29 marzo 2020
Aggiornato 21:30
Politiche per l'immigrazione

«I Sindacati si uniscano a mobilitazione del I marzo»

Così i senatori del Partito democratico Roberto Della Seta e Francesco Ferrante si rivolgono al segretario generale della Cgil, Guglielmo Epifani

ROMA - «I sindacati italiani, e in particolar modo la Cgil, si uniscano alla mobilitazione del 1* marzo che vedrà migliaia di cittadini immigrati incrociare le braccia e manifestare, seguendo l'esempio di un'iniziativa analoga in programma in Francia, la Journe'e sans Immigre's. Sarà l'occasione per mostrare che senza il loro lavoro, senza la loro partecipazione attiva alla vita collettiva, il nostro Paese è zoppo, non funziona». Così i senatori del Partito democratico Roberto Della Seta e Francesco Ferrante si rivolgono al segretario generale della Cgil, Guglielmo Epifani, con una 'lettera aperta' pubblicata oggi su il Manifesto.

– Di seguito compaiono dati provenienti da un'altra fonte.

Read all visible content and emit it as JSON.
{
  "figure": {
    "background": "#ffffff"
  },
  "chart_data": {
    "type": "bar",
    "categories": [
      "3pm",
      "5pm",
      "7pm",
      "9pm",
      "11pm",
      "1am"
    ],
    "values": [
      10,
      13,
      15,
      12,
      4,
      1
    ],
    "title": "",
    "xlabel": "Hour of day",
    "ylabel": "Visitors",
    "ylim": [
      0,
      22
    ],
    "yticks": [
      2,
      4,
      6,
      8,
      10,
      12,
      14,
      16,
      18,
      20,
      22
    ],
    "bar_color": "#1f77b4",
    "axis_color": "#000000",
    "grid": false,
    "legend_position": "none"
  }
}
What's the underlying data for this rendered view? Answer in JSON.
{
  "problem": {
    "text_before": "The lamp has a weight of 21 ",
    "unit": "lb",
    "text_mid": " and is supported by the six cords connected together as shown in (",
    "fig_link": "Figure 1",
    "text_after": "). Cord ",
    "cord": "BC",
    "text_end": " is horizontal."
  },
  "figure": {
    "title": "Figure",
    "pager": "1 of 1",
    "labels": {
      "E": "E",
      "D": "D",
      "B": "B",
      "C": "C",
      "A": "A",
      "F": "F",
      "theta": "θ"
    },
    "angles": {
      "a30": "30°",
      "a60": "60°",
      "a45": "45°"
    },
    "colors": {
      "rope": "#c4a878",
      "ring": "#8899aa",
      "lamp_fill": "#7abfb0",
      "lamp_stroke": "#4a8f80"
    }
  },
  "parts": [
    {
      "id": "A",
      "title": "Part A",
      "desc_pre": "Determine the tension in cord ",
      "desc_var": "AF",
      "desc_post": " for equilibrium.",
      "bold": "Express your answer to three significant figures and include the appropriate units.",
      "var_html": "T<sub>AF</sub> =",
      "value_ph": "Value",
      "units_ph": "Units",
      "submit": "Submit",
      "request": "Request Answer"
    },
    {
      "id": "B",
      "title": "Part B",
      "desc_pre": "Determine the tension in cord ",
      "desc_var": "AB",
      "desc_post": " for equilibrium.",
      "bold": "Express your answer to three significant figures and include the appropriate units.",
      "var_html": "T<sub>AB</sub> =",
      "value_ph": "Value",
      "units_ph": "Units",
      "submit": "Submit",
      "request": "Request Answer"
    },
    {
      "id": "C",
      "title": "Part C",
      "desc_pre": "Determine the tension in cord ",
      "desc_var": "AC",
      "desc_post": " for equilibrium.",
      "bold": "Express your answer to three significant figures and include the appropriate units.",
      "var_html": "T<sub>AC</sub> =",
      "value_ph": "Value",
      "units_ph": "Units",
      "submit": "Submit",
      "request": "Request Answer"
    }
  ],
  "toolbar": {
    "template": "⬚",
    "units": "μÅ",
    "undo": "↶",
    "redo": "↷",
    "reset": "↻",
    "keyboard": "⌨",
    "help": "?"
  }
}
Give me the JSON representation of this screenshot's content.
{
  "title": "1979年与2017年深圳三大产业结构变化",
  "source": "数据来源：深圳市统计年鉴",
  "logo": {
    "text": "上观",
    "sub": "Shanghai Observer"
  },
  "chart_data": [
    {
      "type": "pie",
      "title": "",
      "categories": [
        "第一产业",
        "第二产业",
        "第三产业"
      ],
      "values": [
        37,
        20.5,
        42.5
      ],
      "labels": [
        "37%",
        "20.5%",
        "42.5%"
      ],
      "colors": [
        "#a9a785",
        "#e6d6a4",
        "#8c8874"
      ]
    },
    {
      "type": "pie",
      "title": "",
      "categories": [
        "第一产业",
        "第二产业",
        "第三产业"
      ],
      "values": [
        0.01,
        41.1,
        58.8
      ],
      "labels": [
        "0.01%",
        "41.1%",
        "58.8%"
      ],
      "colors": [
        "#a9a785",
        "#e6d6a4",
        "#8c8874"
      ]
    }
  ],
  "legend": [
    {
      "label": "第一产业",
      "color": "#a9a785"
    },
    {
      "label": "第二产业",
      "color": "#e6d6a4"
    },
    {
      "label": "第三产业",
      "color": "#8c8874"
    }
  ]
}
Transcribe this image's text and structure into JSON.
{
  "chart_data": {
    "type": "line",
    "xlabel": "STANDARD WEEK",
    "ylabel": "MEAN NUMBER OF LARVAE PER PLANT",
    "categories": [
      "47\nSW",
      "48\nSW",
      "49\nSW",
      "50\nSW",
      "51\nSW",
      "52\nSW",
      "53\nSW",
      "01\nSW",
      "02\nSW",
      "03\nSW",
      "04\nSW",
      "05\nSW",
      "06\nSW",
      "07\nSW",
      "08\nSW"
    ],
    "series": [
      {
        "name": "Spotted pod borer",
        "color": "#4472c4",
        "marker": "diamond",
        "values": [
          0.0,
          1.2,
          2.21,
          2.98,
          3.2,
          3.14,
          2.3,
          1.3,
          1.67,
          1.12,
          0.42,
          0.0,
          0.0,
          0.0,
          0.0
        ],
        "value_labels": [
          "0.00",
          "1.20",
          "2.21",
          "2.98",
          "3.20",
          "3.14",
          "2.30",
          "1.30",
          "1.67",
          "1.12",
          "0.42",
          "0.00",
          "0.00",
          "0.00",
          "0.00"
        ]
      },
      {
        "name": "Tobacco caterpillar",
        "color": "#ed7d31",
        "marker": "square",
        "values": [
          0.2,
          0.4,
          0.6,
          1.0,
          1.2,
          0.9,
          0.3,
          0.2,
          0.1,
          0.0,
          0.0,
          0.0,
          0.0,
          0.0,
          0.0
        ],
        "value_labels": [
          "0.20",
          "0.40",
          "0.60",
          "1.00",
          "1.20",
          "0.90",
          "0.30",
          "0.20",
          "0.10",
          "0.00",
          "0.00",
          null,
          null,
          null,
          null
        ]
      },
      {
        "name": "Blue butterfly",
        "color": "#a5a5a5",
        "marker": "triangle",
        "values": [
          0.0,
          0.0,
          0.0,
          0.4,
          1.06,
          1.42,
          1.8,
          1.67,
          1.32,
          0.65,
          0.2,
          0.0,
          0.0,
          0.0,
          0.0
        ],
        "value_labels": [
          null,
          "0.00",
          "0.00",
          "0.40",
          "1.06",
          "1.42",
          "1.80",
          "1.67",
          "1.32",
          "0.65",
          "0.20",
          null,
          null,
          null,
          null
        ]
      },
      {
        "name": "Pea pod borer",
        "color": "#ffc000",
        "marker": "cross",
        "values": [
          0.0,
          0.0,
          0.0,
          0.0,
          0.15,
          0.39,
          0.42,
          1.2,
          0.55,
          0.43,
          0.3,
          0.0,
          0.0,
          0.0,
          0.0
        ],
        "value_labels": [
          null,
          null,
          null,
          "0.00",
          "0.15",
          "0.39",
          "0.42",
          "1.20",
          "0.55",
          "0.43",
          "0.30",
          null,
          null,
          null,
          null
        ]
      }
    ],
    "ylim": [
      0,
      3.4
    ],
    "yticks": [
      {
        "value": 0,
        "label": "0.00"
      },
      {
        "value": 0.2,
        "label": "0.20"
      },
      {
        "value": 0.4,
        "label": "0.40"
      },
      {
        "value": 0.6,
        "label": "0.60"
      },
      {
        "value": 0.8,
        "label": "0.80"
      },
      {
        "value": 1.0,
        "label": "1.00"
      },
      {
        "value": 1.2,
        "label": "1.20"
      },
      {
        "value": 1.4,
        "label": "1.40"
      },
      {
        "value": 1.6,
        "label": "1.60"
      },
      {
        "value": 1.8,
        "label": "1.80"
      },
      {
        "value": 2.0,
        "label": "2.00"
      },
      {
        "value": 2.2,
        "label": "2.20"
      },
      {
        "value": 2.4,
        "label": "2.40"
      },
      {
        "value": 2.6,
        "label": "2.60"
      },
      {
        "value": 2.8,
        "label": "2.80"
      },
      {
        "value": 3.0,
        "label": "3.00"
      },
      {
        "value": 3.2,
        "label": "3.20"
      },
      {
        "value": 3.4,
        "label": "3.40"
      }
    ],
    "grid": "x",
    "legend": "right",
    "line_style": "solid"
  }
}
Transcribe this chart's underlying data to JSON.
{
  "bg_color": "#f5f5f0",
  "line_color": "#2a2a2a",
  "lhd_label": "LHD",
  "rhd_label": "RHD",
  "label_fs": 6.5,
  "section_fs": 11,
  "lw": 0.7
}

«Sarà - continuano i senatori democratici - un atto simbolico di grande valore civile e democratico, che vedrà uniti donne e uomini italiani e non italiani, consapevoli del contributo essenziale dei cittadini immigrati al nostro Paese, decisi a ribellarsi a ogni rappresentazione dell'immigrazione come fenomeno negativo e a rivendicare piena cittadinanza per tutti coloro - immigrati di prima o seconda generazione - che vivono e lavorano onestamente in Italia ma sono tuttora considerati «stranieri» e come tali privati di diritti civili, sociali, politici. I sindacati e in particolare la Cgil, per la loro storia e per le idee che hanno sempre professato, non possono tirarsi indietro da questa grande giornata di civiltà: ogni rifiuto o incertezza sarebbe incomprensibile e grave. Ricordano infatti gli esponenti ecodem che «circolano in queste ore voci su presunte resistenze anche all'interno della Cgil ad aderire all'iniziativa del 1* marzo, voci penosamente strumentalizzate dai giornali di destra che ne approfittano per attaccare il movimento sindacale».

«Il nostro auspicio e il nostro appello - concludono Ferrante e Della Seta - è che la Cgil si unisca alla mobilitazione del 1* marzo: anche grazie a voi questa giornata può davvero segnare un punto civile di svolta, contro le derive razziste e xenofobe assecondate con irresponsabile leggerezza dalla destra al governo».